Right. Good morning, Yale. Our goal is to keep you as busy as possible. So I would suspect that we would report both Tranquility 1 and Tranquility 2 separately, just given the timing and the stagger between the two trials that I have previously mentioned.

And one follow-up question here is actually follow up with your earlier comments in terms of the RAS basically is the systemic approach, the flip side of that actually is the safety. So how would, in addition to empirical studies, how would you guys thinking about the safety of any drugs based on this target or system that will not impact on the individual?

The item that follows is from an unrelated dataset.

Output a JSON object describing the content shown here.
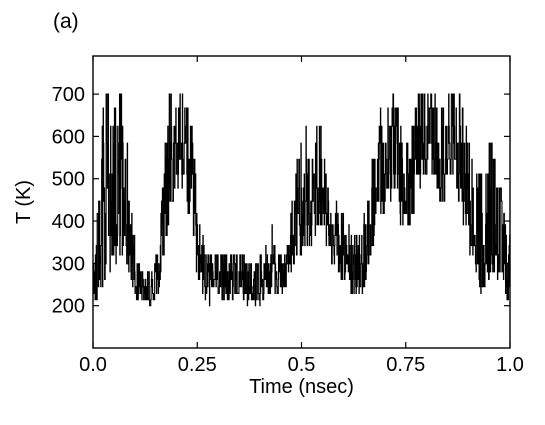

Yeah, that is an excellent question. I can tell you because I was there, that the first institutional investment in the company, which was 2005, which was led by domain associates in Johnson & Johnson, the question of systemic toxicity was first and foremost. That is, what are the safety ramifications of inhibiting RASP broadly throughout the body? As we've said in our 10K now for many years, that we know of, there are only two RASP targets that are physiologic, that is, involved in non-inflammatory metabolic processes. And those are retinaldehyde, which is a form of vitamin A, and pyridoxal and pyridoxal phosphate, which are forms of vitamin B6. Both of those molecules are highly chaperoned. or highly protected, we've had no evidence in animals or humans that our RASP inhibitors are capable of even approaching those molecules. And we have seen no clinical evidence, either with topical ocular administration or oral administration, that RASP inhibition affects those two molecules. What appears to be the case then is that RASPs that are available systemically and in the eye are pro-inflammatory. And those RASPs are the targets of our drug. We've now been through a rigorous phase one trial with high doses of ADX629. We saw no adverse events related to drug. And those data support the safety profile of ADX 629. We look forward to monitoring the efficacy and safety of 629 in larger trials and in disease patients. And rest assured that the results of those investigations will be shared with investors, we hope, by the end of this year.

Okay, great. Thanks for the Bio 101 presentation.

lectures. You're welcome, Gail. It's my pleasure.

We've reached the end of the Q&A session. I will now turn the call back to Dr. Brady for closing comments.

Thank you, Operator, and thank you all for joining us again this morning. As always, we look forward to keeping you updated on our progress. Next month, we will be participating in the Jeffries virtual healthcare conference, please check our website for the scheduled presentation time. And for those of you that are participating, we look forward to meeting with you soon. Thanks again.

This concludes today's conference call. Thank you for your participation.